O sol se prepara para cair mansamente atrás das grandes dunas de areia.

Com o filho pela mão, o pai caminha em direção às ondas do mar. A criança é um tiquinho de gente, um nadica de nada. Ainda precisará crescer muito para ser o homem que um dia será.

Tão logo entram na faixa de areia, o pai põe o filho no chão e procede a todo um ritual. Com uma calma quase irritante, tira a sandália surrada do pezinho direito. Depois, repete tudo, com a sandália do pé esquerdo e arruma o boné na testa do filho.

Findo o ritual, a criança atira sua mãozinha contra a mão do pai, como se fosse o cais de um porto. Avançam alguns passos e o menino estanca de sopetão. A beleza do mar não é capaz de vencer o medo no coração dele. Aperta com mais força a mão do pai, como a pedir: “Pai, ajude-me a enfrentar o mar”.

Por um segundo, recolhem os pés.

Após um longo silêncio, o pai aponta o dedo para um punhado de pequenas manchas acizentadas no céu azul e ensina que aquilo é um bando de gaivotas. Acriança estende os bracinhos para o alto.

Em seguida, andam mais meia dúzia de passos. Logo alcançam o bigode de espuma. O pequerrucho torna a hesitar. Não tem certeza se topa o desafio de enfrentar as ondas. Estuda cada movimento das outras crianças maiores do que ele que promovem um festival de brincadeiras na água.

De repente, o menino tem ímpetos de sair correndo ao encontro das ondas que vem morrer bem pertinho de onde se encontra. Solta-se da mão do pai. Dá três passos. Vacila mais uma vez. Volta-se para conferir se o pai-guarda-vidas está a postos para o caso de uma emergência. Fica feliz ao saber que o pai permanece plantado na areia, pronto para ajudá-lo a enfrentar as pequeninas ondas, mas que para ele são cavalos gigantes que vem galopando lá de longe, na imensidão azul.

O pai chuta uma bola imaginária na areia, talvez para incentivar o filho a levar adiante o projeto de banhar os pezinhos na água. O menino hesita mais uma vez. Ameaça entrar, porém retrocede correndo. Estanca. Dá uma risada, carregada de alegria e dúvida.

Uma menina, pouco maior do que ele, brinca na areia, com baldinho plástico e acessórios multicoloridos. O pequerrucho pensa em juntar-se a ela. A menina não estende nenhum tipo de convite. Ele recolhe os olhos. Desiste da ideia.

Volta-se uma vez mais para o mar. Encarar o mar é o seu objetivo imediato. Vê, mais ao longe, algumas pessoas caminhando sobre a água, usando um chinelão nos pés. Fica intrigado com aquilo. Coça a cabeça. Agora, o boné está nas mãos do pai. Estranho alguém andar sobre a água. Ninguém nunca lhe falara sobre o milagre do Mar Vermelho.

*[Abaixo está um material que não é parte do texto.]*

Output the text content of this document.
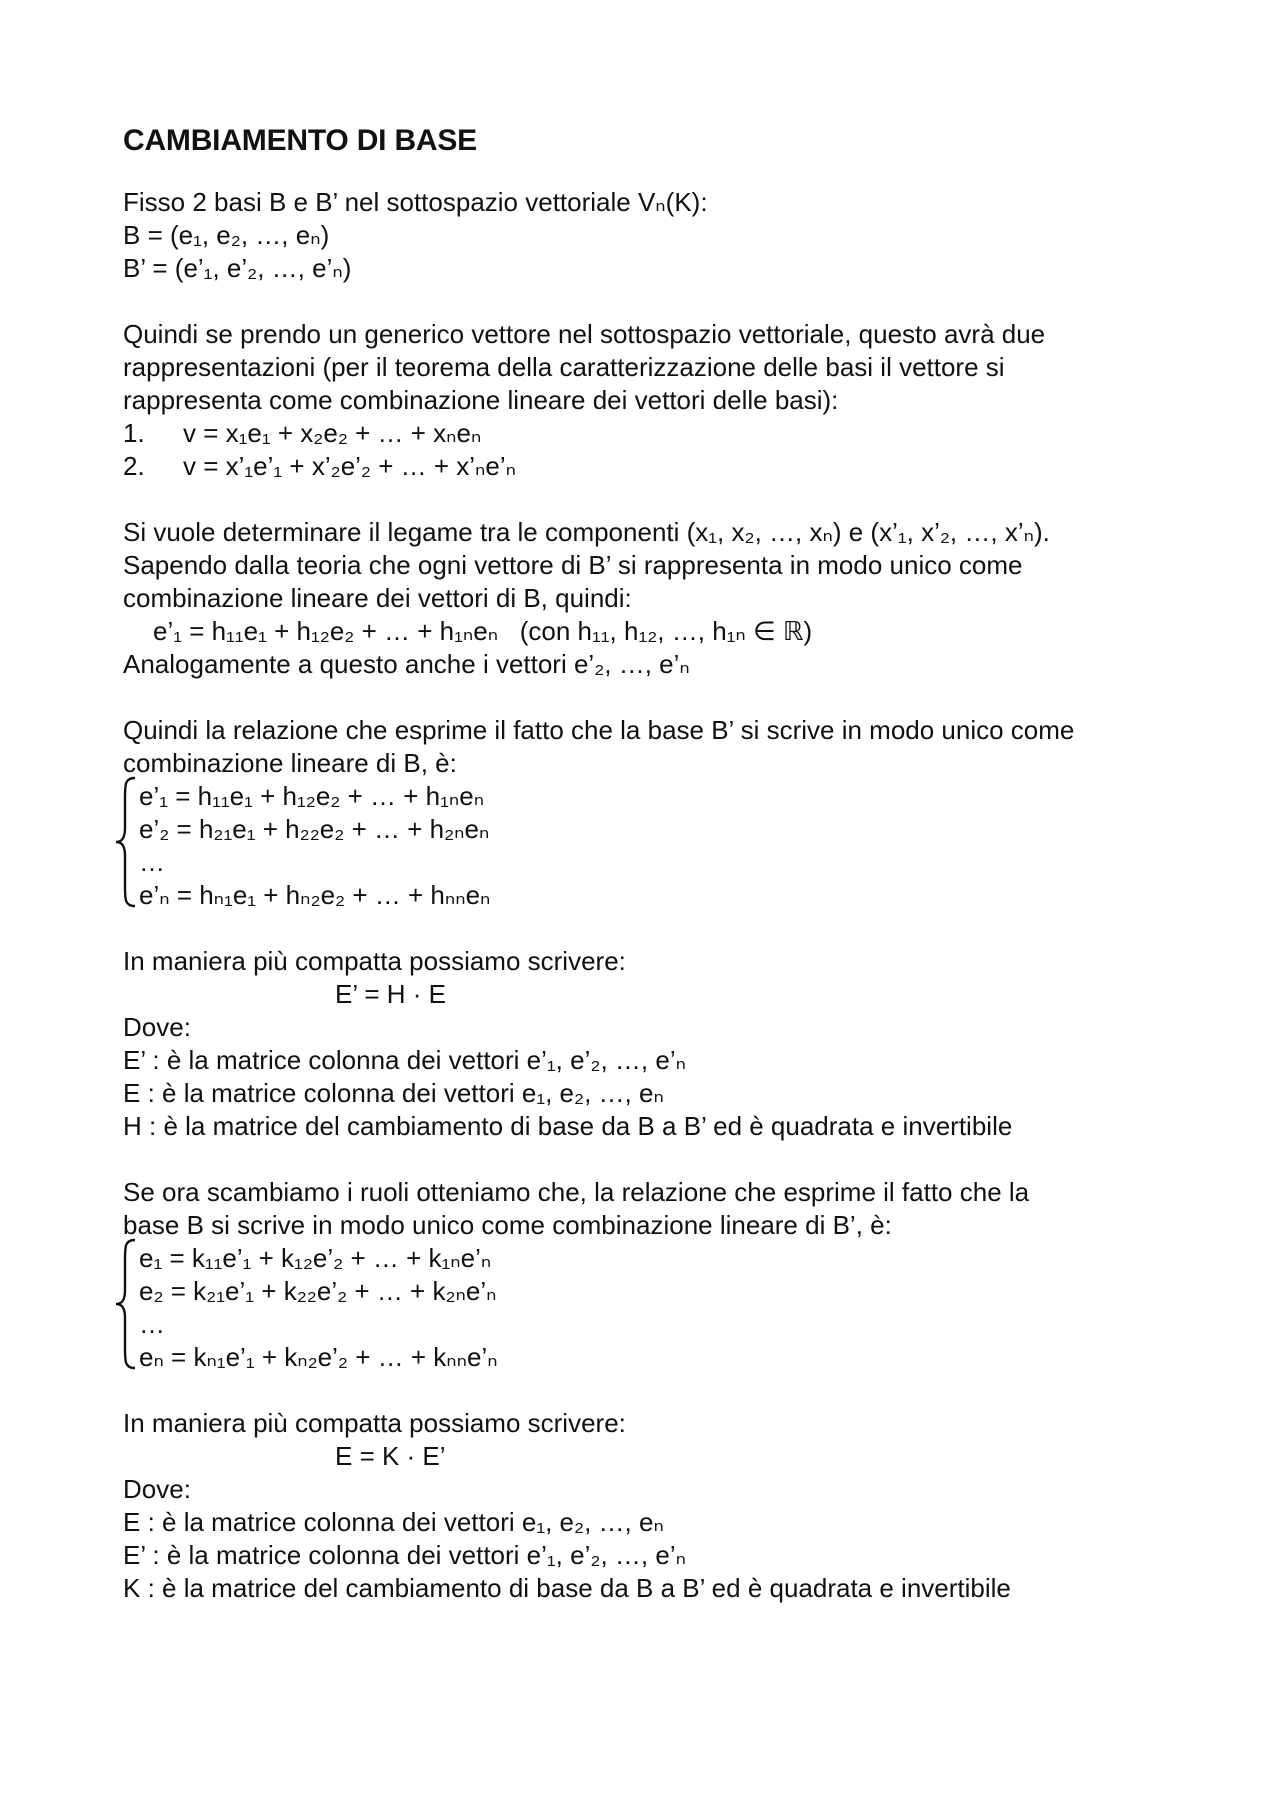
CAMBIAMENTO DI BASE
Fisso 2 basi B e B’ nel sottospazio vettoriale Vₙ(K):
B = (e₁, e₂, …, eₙ)
B’ = (e’₁, e’₂, …, e’ₙ)
Quindi se prendo un generico vettore nel sottospazio vettoriale, questo avrà due
rappresentazioni (per il teorema della caratterizzazione delle basi il vettore si
rappresenta come combinazione lineare dei vettori delle basi):
1. v = x₁e₁ + x₂e₂ + … + xₙeₙ
2. v = x’₁e’₁ + x’₂e’₂ + … + x’ₙe’ₙ
Si vuole determinare il legame tra le componenti (x₁, x₂, …, xₙ) e (x’₁, x’₂, …, x’ₙ).
Sapendo dalla teoria che ogni vettore di B’ si rappresenta in modo unico come
combinazione lineare dei vettori di B, quindi:
e’₁ = h₁₁e₁ + h₁₂e₂ + … + h₁ₙeₙ   (con h₁₁, h₁₂, …, h₁ₙ ∈ ℝ)
Analogamente a questo anche i vettori e’₂, …, e’ₙ
Quindi la relazione che esprime il fatto che la base B’ si scrive in modo unico come
combinazione lineare di B, è:
e’₁ = h₁₁e₁ + h₁₂e₂ + … + h₁ₙeₙ
e’₂ = h₂₁e₁ + h₂₂e₂ + … + h₂ₙeₙ
…
e’ₙ = hₙ₁e₁ + hₙ₂e₂ + … + hₙₙeₙ
In maniera più compatta possiamo scrivere:
E’ = H · E
Dove:
E’ : è la matrice colonna dei vettori e’₁, e’₂, …, e’ₙ
E : è la matrice colonna dei vettori e₁, e₂, …, eₙ
H : è la matrice del cambiamento di base da B a B’ ed è quadrata e invertibile
Se ora scambiamo i ruoli otteniamo che, la relazione che esprime il fatto che la
base B si scrive in modo unico come combinazione lineare di B’, è:
e₁ = k₁₁e’₁ + k₁₂e’₂ + … + k₁ₙe’ₙ
e₂ = k₂₁e’₁ + k₂₂e’₂ + … + k₂ₙe’ₙ
…
eₙ = kₙ₁e’₁ + kₙ₂e’₂ + … + kₙₙe’ₙ
In maniera più compatta possiamo scrivere:
E = K · E’
Dove:
E : è la matrice colonna dei vettori e₁, e₂, …, eₙ
E’ : è la matrice colonna dei vettori e’₁, e’₂, …, e’ₙ
K : è la matrice del cambiamento di base da B a B’ ed è quadrata e invertibile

O pai nada comenta sobre os surfistas. Deseja apenas que o filho vença o mar sozinho. Por isso, empurra-o com gestos de incentivo e palavras de ordem. Mas o tiquinho de gente precisa de mais tempo para buscar coragem em algum cantinho do seu coração.

Por fim, arrisca-se. Anda quatro passinhos. Estuda o momento certo de enfrentar o mar com todo o seu pequenino ser. A onda vem se aproximando, atropelando o mar pelo caminho. O pequerrucho pensa novamente em dar às costas e fugir. Todavia é forte. Fica ali plantado sólido como uma igreja, esperando a pequena onda banhar seus pés.

Ele abre um sorriso do tamanho do mundo, levanta os bracinhos e grita:

– Oba!

É a melhor forma que encontra para comemorar sua vitória espetacular.